Published online by Cambridge University Press:  06 August 2021

Miles Larmer
Affiliation:
University of Oxford

Summary

Chapter 4 explores social and political organisation in the late colonial Copperbelt in the run-up to political independence in the early 1960s. It explains why social unrest was diagnosed in contrasting ways by states, companies and researchers in the Congo and Northern Rhodesia. While Belgium encouraged social stabilisation of urban family life, while denying meaningful ‘modern’ political reform, British policy-makers encouraged ‘responsible’ unionisation. The consequences of these different policies are explored with an examination of the African Mineworkers’ Union in Northern Rhodesia and the Indigenous Enterprise Councils in Haut-Katanga.
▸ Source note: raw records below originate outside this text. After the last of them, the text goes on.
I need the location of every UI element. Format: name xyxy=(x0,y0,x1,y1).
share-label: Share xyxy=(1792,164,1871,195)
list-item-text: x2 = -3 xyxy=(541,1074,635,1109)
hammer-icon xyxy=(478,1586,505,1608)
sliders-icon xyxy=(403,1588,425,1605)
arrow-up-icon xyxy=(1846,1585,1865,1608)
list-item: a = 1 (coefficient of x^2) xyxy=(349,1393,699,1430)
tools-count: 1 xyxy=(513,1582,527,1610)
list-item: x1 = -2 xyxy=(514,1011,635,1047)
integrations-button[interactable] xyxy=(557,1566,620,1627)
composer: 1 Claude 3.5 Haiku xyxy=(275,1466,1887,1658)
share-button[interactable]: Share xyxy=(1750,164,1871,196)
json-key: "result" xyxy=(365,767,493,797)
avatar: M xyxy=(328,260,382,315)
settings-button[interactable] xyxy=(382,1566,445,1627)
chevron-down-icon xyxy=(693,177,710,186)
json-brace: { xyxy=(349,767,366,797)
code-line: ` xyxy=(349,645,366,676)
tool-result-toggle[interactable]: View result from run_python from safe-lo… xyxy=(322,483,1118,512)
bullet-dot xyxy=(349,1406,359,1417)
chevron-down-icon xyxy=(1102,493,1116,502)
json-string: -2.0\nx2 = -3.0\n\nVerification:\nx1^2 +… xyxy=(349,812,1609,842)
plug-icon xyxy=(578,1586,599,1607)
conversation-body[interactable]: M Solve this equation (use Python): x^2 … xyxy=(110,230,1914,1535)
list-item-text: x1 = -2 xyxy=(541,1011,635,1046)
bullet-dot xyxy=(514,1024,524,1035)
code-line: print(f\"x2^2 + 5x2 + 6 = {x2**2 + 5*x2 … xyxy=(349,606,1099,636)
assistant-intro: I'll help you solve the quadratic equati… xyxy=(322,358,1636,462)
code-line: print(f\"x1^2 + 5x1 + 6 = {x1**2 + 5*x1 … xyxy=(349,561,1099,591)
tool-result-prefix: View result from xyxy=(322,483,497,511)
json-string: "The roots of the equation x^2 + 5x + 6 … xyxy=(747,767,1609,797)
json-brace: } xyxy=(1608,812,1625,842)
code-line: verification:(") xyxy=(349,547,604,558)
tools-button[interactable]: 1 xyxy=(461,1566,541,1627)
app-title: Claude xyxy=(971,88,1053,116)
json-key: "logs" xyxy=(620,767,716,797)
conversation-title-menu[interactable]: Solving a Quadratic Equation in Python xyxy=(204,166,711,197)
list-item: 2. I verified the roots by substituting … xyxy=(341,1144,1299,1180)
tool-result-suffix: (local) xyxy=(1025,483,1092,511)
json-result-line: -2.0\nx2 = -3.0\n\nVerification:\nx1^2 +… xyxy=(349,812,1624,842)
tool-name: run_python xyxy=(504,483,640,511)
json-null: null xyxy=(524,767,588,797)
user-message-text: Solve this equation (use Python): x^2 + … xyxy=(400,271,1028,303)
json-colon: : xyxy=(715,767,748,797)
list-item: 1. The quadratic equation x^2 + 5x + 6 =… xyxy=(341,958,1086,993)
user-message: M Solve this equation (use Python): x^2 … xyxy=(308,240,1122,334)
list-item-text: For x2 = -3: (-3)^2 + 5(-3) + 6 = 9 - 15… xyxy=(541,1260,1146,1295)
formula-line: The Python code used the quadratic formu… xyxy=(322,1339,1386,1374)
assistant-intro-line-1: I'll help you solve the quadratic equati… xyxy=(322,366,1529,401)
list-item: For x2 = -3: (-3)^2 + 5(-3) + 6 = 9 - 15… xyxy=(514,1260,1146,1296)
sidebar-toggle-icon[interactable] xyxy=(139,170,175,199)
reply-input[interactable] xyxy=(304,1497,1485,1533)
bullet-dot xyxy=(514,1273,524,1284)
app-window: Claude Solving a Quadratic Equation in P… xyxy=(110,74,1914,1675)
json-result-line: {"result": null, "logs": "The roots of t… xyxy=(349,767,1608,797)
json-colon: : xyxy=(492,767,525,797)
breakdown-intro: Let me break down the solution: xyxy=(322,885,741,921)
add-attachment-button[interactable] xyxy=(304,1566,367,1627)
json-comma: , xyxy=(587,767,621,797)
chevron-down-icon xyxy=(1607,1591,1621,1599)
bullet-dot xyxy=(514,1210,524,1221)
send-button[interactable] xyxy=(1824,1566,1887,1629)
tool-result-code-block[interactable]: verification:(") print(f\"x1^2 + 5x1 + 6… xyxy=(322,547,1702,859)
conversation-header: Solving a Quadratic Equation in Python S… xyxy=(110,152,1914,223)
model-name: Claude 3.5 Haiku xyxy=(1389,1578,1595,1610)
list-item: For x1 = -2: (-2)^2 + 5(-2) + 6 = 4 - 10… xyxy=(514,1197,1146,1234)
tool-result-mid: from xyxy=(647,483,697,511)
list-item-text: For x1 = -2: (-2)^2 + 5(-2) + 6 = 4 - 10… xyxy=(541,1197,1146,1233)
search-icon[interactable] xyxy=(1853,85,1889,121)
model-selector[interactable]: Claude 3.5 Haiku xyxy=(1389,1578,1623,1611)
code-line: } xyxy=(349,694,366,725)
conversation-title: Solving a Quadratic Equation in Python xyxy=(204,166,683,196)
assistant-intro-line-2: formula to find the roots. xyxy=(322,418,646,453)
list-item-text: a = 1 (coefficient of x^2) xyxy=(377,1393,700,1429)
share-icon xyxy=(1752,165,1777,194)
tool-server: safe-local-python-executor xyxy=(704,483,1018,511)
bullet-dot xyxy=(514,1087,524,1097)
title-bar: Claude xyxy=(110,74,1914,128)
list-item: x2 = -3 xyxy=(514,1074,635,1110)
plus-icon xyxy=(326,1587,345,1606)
The chapter also analyses ‘elite’ African political mobilisation and expression in both regions and how the frustration of their aspirations led them to engage in diverse forms of anti-colonial activism. It argues that, while the materialist politics of the Northern Rhodesian Copperbelt placed it at the centre of a cosmopolitan Zambian nationalism, Haut-Katanga’s strategic minerals and ethnicised politics led to a chaotic decolonisation marked by its secession from newly independent Congo and to the military conflict and ethnic violence of the Congo crisis.